About 125 people attended a public information meeting about the proposed medical campus that Upper Chesapeake officials conducted July 24 at the Havre de Grace Community Center, where most of the reactions of those attending were positive about the new hospital plan. In addition to city officials and community residents, Harford County Executive David Craig attended the session.
The new hospital will essentially be a more contemporary version of the existing Harford Memorial Hospital, not a trauma center or even a significantly larger hospital, Upper Chesapeake officials said at the meeting. Once it is built, another use will be found for the existing Harford Memorial property.
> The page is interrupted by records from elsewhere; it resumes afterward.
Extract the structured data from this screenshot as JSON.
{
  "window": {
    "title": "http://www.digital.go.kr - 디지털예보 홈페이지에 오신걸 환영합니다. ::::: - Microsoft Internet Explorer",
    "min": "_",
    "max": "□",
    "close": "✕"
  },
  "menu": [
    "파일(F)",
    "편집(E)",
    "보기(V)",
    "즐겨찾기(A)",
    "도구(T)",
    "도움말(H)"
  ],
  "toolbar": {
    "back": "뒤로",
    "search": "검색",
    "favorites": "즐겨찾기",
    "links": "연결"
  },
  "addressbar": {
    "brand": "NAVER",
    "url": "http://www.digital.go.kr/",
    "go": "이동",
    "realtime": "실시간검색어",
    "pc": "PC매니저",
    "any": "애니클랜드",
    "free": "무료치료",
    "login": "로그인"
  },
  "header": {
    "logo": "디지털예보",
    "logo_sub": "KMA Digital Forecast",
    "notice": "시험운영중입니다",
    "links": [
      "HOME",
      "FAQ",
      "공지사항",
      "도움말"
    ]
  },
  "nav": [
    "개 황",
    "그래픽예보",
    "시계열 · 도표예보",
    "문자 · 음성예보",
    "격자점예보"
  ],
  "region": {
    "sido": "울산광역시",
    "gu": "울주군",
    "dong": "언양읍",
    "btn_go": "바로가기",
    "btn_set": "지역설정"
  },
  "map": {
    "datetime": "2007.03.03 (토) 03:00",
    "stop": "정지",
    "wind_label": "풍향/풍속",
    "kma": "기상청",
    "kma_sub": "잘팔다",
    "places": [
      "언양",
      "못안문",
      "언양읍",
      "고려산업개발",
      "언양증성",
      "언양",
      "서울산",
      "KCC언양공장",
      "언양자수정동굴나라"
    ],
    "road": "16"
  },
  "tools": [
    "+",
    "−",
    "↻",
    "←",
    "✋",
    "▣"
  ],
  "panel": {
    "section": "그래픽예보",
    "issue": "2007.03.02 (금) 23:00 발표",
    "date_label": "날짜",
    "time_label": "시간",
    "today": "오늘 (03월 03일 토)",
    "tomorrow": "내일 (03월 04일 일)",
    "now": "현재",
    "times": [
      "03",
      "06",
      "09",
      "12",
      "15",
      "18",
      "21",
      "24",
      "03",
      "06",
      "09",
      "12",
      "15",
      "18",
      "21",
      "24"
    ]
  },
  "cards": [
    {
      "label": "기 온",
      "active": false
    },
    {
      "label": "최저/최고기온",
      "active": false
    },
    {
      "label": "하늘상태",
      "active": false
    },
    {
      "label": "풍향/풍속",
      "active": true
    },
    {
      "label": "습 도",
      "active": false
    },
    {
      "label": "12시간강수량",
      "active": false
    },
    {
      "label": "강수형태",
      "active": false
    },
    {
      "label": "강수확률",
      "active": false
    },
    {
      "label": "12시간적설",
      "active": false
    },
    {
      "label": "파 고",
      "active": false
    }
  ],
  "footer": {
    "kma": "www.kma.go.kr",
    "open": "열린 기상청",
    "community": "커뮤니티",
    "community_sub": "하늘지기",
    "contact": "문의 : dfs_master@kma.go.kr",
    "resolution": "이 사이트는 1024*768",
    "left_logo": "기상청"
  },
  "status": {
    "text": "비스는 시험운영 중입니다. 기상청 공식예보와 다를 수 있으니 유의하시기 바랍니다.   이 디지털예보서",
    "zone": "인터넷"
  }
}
They also said the new hospital would have between 84 and 116 beds, while Harford Memorial is licensed for 89, down from 300 in the facility's heyday in the 1960s. In addition, most services will not be different from those offered at the existing hospital, which Upper Chesapeake says will employ 650 to 700 people.
Some concerns were expressed at the July 24 session about traffic and site amenities and at what stage off-site road improvements, such as widening Bulle Rock Parkway to four lanes, would take place in the site development process.
Upper Chesapeake officials were also vague then about the hospital project's timetable, saying groundbreaking could occur in as little as two years or as long as 10 years or more, depending on the speed of the state licensing process involved.
In early August, the Havre de Grace City Council passed an amended zoning law that puts more restrictions on lighting and imposes other development requirements on the proposed hospital site. The council had already amended the legislation several times in July, adding standards for minimal glare and requiring that Upper Chesapeake provide 300 square feet of office space at no cost for use by the city tourism operations.
City council members also debated a proposal that would give the planning commission more oversight of the project review, eventually agreeing to and adopting the wording: "Once the concept plan is approved by the department of planning and the planning commission has had 30 days to review and make recommendations, the applicant may then go through with the normal approval process."